‘Dominator culture’, bell hooks wrote, ‘has tried to keep us all afraid, to make us choose safety instead of risk, sameness instead of diversity’. Photo: Margaret Thomas/The The Washington Post/Getty Images
In this edition, Kebotlhale Motseothata and Moshibudi Motimele engage bell hooks’s liberatory black feminist practice of freedom from a Southern perspective. The writers look into the ways hooks radicalised their understanding of care and inequality through her pedagogies on woundedness and radical love, as well as her careful considerations of the classroom within and beyond tertiary institutions.
Motseothata delves into her engagements with hooks on Twitter and Tumblr, how hooks “pervaded our screens and gadgets” and, in so doing, provided an accessible pedagogy away from institutional learning. The plight of online learning galvanized by the enduring pandemic is a great reminder of those who spearheaded learning through and in the metaverse.
Arguably, bell hooks was at the centre of digital feminism; a digital feminism that opened up space to such an extent that — as Motseothata reminds us — the personal, the familial and the institutional were championed through online mobilities that eventually influenced the Fees Must Fall movement.
In hooks’s own words: “Dominator culture has tried to keep us all afraid, to make us choose safety instead of risk, sameness instead of diversity. Moving through that fear, finding out what connects us, revelling in our differences; this is the process that brings us closer, that gives us a world of shared values, of meaningful community”.
To move away from dominator culture also means that we have to make meaningful attempts at straying from what Motimele terms as “pocket popularities”, a condition whereby “an intellectual’s work is compartmentalised into easily digestible themes and soundbites while obscuring the full representation of the whole person and their oeuvre”.

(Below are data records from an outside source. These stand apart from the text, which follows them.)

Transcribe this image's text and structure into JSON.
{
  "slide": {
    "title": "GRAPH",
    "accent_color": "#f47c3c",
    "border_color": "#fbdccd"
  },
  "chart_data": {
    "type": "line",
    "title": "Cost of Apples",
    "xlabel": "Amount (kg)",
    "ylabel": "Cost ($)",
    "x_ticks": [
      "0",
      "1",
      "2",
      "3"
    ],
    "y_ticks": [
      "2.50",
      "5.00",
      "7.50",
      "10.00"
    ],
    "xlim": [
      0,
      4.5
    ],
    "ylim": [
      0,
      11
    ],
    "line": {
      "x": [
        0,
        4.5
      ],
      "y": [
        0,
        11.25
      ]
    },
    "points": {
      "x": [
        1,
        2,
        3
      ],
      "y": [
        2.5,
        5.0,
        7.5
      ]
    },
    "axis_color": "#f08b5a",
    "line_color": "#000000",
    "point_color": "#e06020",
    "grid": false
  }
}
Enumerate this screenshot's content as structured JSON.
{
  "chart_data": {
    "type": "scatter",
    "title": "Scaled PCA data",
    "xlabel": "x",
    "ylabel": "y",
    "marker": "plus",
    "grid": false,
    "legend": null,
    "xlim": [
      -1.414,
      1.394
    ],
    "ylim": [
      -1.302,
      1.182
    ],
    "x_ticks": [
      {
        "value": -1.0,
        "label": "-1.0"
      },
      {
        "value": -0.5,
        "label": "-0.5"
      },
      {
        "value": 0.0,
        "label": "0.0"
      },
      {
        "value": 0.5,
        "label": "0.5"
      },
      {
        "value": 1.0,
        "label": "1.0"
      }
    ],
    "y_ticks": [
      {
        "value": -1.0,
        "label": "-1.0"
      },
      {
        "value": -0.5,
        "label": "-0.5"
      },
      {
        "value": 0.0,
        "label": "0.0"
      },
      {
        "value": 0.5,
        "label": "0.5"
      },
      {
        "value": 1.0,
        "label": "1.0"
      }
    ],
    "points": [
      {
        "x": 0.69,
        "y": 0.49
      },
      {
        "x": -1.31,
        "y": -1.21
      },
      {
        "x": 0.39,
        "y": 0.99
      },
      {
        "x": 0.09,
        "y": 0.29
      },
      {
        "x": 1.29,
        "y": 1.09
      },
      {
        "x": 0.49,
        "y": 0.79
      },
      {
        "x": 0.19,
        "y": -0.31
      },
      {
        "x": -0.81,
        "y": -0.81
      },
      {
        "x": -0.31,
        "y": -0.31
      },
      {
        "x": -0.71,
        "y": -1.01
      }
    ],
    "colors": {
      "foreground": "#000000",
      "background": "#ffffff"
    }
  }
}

So yes, feminism is for everybody, and yet this “everybody” has now become so convoluted by the diluted and digestible ways we think of feminism when we think with and of “everybody”. There are lots of everybodys. The “everybody” are those who learn and think in praxis with feminist ideals. The “everybody” are those who sit with the perturbation and the susceptibility that comes with feminist thought. The “everybody” are also those who can and do think away from feminist theoretical frameworks because feminism (in praxis especially) is not merely a theoretical solution to longstanding cultures of domination.
Motimele takes us right into the heart of the “everybody” by engaging with hooks and her writing regarding the classroom and its collective liberatory agenda. Motimele focuses on hooks’s pedagogies of healing and self-actualisation; in doing this she writes back to her own encounters and awareness of South African tertiary institutions and their ongoing culture of keeping the classroom or lecture hall as a space of docility under the duress of that imperial white supremacist capitalist heteropatriarchy status quos that, despite processes and attempts at decolonisation, remain firmly intact.
This edition has very little intention of eulogising hooks; rather, it is an attempt to read and engage her from a Southern perspective, considering she was at the forefront of teaching us about how to love black people in and away from the institution. The edition hopes to act as a reminder of her teachings; and, not only that, but also to remind the reader that it is okay to refuse, to be solitary, to be tired, to sit in that tiredness, to rest, to be confused, to not know, to be your own kind of feminist, because there is no one way to be “everybody”.